- Born: Avis Green July 30, 1915 Concordia, Kansas, U.S.
- Died: December 17, 2010 (aged 95) Kansas City, Missouri, U.S.
- Occupation: Publisher

= Avis Tucker =

Avis Green Tucker (July 30, 1915 – December 17, 2010) was an American newspaper editor and publisher. She owned The Daily Star-Journal in Warrensburg, Missouri from 1947 to 2007.

== Early life and education ==
She was born Avis Green in Concordia, Kansas, and raised in Pleasant Hill, Missouri. the daughter of Ralph Green and Nellie Schroer Green. She won a local temperance essay contest when she was a teen. She graduated from Southwest High School in 1933, and from the University of Missouri in 1937. In college she was president of her sorority, Kappa Alpha Theta.

== Career ==
Tucker and her husband bought the Star-Journal in 1947; they also owned an AM radio station, KOKO in Warrensburg. Her husband died in 1966, and she continued to edit and publish the newspaper until 2007, when she sold it to the News-Press & Gazette Company. "I have felt an obligation to publish a paper which serves the community and takes sides on issues that I think are best for the community and the most people," she recalled of her guiding principle.
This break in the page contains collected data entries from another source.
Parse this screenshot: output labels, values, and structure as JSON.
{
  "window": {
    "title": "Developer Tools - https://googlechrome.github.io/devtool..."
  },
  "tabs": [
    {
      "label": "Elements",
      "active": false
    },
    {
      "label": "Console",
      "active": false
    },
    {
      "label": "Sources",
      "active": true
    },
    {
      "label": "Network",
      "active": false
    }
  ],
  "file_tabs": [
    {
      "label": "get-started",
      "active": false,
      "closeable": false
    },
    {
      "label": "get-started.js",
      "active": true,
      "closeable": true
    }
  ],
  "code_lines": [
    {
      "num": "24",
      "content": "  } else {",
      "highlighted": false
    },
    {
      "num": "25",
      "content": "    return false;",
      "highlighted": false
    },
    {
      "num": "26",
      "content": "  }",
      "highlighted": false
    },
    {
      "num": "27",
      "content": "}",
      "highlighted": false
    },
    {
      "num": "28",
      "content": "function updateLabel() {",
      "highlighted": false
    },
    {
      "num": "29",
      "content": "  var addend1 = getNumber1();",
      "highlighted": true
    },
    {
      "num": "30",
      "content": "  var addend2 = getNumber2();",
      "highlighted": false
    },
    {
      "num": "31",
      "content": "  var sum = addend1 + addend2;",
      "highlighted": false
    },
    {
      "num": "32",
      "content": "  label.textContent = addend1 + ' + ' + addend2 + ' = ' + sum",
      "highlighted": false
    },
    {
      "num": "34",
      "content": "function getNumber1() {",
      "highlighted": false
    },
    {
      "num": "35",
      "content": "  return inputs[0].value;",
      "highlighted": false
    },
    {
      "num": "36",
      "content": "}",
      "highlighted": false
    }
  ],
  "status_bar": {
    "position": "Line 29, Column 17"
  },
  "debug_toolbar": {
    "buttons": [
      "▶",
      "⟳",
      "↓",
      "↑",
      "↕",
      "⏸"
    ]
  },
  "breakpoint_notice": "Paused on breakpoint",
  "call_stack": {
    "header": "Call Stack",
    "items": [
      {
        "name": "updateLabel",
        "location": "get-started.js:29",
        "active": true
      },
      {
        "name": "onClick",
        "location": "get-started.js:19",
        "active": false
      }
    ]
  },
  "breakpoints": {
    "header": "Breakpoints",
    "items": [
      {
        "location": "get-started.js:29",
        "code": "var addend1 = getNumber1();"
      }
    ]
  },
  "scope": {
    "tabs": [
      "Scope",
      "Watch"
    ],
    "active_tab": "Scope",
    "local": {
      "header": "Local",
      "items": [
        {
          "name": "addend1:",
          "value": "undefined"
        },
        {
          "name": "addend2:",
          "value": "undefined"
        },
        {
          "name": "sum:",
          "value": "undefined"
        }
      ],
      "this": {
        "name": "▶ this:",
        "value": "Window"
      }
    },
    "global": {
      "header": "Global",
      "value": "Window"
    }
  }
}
In 1973 Tucker was the first female president of Missouri Associated Dailies. She received an honor medal from the Missouri School of Journalism in 1976. She was the first female president of the Missouri Press Association in 1982. Also in 1982, she received the McKinney Award from the National Newspaper Association. She was the first woman inducted into the Missouri Press Association's Newspaper Hall of Fame in 1992.

Beyond newspaper work, Tucker became the first female chair of the University of Missouri Board of Curators in 1972 and was the first woman trustee of Westminster College. She chaired Missouri's Coordinating Board for Higher Education in the 1980s, and received a Distinguished Service award from the State Historical Society of Missouri in 1996, after she completed a three-year term as the first female president of the society.

== Personal life ==
Green married journalist William Tucker in Memphis, Tennessee on June 8, 1941. Her husband died in 1966, and she died in 2010, at the age of 95, in Kansas City.